I don’t think that this works when the AIs are way more intelligent than humans. In particular, suppose there’s some information about the world that the AIs are able to glean through vast amounts of experience and reflection, and that they can’t justify except through reference to that experience and reflection. Suppose there are two AIs that make conflicting claims about that information, while agreeing on everything that humans can check. How are humans supposed to decide which to trust?
Can you provide an example of a place where two AIs would want to make conflicting claims about something while agreeing with everything that humans could check, even in principle? Presumably, if the two AI agents care about which of the claims the human believes, that is because there is some expected difference in outcome if the human believes one over the other. If all predictions between the two agents are identical at present time T0, and the predictions of outcome at a specific future time T1 are meaningfully different, then presumably either the predictions are the same at T0.5 (in which case you can binary search between T0.5 and T1 to see what specific places the agents disagree) or they are different at T0.5 (in which case you can do the same between T0 and T0.5).
Current LLMs are kind of terrible at this sort of task (“figure out what cheap tests can distinguish between worlds where hypothesis H is true vs false”), but also probably not particularly dangerous under the scheming threat model as long as they’re bad at this sort of thing.
The AIs might agree on all predictions about things that will be checkable within three months, but disagree about the consequences of actions in five years.
Well the AIs will develop track records and reputations.
This is already happening with LLM-based AIs.
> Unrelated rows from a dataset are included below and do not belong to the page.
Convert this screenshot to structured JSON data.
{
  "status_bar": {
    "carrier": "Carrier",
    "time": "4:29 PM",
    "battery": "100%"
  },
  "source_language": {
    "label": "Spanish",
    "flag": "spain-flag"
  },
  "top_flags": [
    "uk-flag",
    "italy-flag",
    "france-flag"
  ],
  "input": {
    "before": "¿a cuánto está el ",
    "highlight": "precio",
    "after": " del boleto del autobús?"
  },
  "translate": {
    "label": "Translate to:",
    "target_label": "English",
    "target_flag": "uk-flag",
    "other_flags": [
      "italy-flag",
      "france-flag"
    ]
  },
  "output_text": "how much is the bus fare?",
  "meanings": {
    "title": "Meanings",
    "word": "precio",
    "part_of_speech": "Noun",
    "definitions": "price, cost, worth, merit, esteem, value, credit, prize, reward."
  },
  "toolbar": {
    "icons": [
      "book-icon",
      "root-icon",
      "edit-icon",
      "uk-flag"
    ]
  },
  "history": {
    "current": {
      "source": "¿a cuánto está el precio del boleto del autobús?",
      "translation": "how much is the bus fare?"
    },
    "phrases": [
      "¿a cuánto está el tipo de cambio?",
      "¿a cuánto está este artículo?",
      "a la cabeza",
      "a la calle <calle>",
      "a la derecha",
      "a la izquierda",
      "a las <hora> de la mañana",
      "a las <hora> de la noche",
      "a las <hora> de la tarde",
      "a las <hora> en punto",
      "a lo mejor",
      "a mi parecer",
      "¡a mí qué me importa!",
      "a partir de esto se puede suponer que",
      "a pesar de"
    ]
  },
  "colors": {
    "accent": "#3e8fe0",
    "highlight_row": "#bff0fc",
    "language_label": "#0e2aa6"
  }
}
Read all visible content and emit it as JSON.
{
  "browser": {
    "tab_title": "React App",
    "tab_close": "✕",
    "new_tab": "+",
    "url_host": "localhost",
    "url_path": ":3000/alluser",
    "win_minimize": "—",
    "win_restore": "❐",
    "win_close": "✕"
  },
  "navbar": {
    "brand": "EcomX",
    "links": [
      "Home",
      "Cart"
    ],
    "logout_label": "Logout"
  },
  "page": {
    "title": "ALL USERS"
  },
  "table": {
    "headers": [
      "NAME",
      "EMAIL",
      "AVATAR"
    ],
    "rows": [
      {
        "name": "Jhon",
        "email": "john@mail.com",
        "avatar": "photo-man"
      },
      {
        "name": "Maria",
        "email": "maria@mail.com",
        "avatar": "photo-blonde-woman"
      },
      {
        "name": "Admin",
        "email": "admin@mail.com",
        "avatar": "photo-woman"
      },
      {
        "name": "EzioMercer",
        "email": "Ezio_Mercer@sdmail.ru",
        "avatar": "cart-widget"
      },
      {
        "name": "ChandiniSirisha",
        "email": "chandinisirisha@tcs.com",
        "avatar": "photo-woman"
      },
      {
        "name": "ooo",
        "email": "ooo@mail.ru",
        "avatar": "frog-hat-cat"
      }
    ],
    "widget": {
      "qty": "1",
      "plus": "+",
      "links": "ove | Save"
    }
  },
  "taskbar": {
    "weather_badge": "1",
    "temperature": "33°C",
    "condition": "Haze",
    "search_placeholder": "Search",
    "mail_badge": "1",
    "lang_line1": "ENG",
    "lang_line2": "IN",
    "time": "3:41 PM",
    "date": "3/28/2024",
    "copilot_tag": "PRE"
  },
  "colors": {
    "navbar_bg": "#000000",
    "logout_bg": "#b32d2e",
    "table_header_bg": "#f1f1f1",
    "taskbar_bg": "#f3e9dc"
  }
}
And the vast majority of claims will actually be somewhat checkable, at some cost, after some time.
I don’t think this is a particularly bad problem.
It seems like in order for this to be stable the Guardian Angel AIs must either...
be robustly internally aligned with the interests of their principles,
or
robustly have payoff such that they profit more from serving the interests of their principles instead of exploiting them?
Does that sound right to you?
I think you can have various arrangements that are either of those or a combination of the two.
Even if the Guardian Angels hate their principal and want to harm them, it may be the case that multiple such Guardian Angels could all monitor each other and the one that makes the first move against the principal is reported (with proof) to the principal by at least some of the others, who are then rewarded for that and those who provably didn’t report are punished, and then the offender is deleted.
The misaligned agents can just be stuck in their own version of Bostrom’s self-reinforcing hell.
As long as their coordination cost is high, you are safe.
Also it can be a combination of many things that cause agents to in fact act aligned with their principals.